I think most people that overdose think it will work. Usually they're doing it with some drug that's not going to kill them though - or at least can't kill you fast enough to avoid help finding you. Anything over the counter can't do it, but most people that are so desperate as to attempt (and not pharmacology students) that they'll try what they can get their hands on.

One of my attempts actually involved some stolen prescription drug that most certainly could kill you and I almost did. I'm still here today because I incorrectly judged how long it'd take to absorb enough of it to kill me before telling the nurse I was dying and needed to apologize to my mum on the phone. (I was in-hospital at the time.) It was a close call but I was in the ER soon enough that their medication to prevent me absorbing more of the drug sitting in my stomach saved me.
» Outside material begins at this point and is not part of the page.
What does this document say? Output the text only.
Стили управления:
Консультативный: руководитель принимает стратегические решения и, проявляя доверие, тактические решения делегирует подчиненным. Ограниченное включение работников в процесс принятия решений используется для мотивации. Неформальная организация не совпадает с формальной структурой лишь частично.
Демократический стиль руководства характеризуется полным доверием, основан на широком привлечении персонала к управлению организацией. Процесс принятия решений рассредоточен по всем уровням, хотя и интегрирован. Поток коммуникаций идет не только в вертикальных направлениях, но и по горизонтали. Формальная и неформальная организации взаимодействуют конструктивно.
Another earlier, much more naive attempt, was with one of my mental health medications. It gave me a seizure and put me in a sort of groggy, half mindless place for the next day. Woke up in hospital the next night, the doctor assumed it was just a negative side effect of proper use of the medication and took me off it. I was told, but have only the faintest recollection, I'd been up a lot of the day unresponsive to people talking to me, trying to get up an leave. I even pulled out my IV at one point. The faint recollection I do have is blurry and I remember trying to leave to find out where I was, pulling something off my arm that was stopping me. Could have been that was when I wrestled off the IV. Could be a false memory. I don't know.
 

pppqp

Well-Known Member
zero so far.

when i was 18, i prepared 'everything' for the act but my mom stopped me before being able to do so.
i've been suicidal (am i still?) for a long time but have never acted on impulses. everything gotta be well planned.
but when i was ready, things turned out to be quite alright.
so... here i am. still alive.
 

AfterFact

Well-Known Member
Atleast 20 times, memory is a bit fuzzy. Last one was over a year ago, havent thought about it since, things do get better, but it takes a lot of willpower motivation, took almost 4 years of my life to turn it around, there was no God to help me, my own motivation was all I had, but I got better, I survived.I promised myself I would never go back to where I was in that Mental Hosptial and I intend keep that promise.
 
25 years ago I took an overdose of sleeping tabs and anti- depressants but I got such throbbing pains in my head that I had to call someone to help me.
I waish there was an easy way to exit this life. Not everybody wants to live.
 
About 4. 2 were almost successful and left me on a ventilator and kidney dialysis for days. One of the other two, I threw up what I took (not pills) but was still in the ICU for 3 days. The other one was half-assed and stupid.
 

pogosticker

Well-Known Member
5 half-arsed attempts. 1 'serious'. 2 of the half-arsed attempts were this past week, 1 of which was last night. Right now I just feel, empty, numb, and stupid because I couldn't do it properly. Still wanna do it, but I no longer seem to have it in me. Couldn't cut deep enough, couldn't swallow enough pills without gagging and spitting them out. Think my last OD (which was my only 'serious' attempt) screwed me up psychologically in regards to pills, because I've had a phobia of them ever since.
 

gwalchmei

Well-Known Member
I have had seven - four serious, and three passive attempts.
In each of the three serious ones, I had the extremely bad luck to get spotted by someone. Even when I walked a mile off the trail, deep into the woods, I got spotted.
Guess it just goes to prove my incompetence and suckitude...
 

Perhapsa3

Well-Known Member
2, My last test left me numb, almost unable to swallow, hoarse and feeling like I was going to pass out all over the place.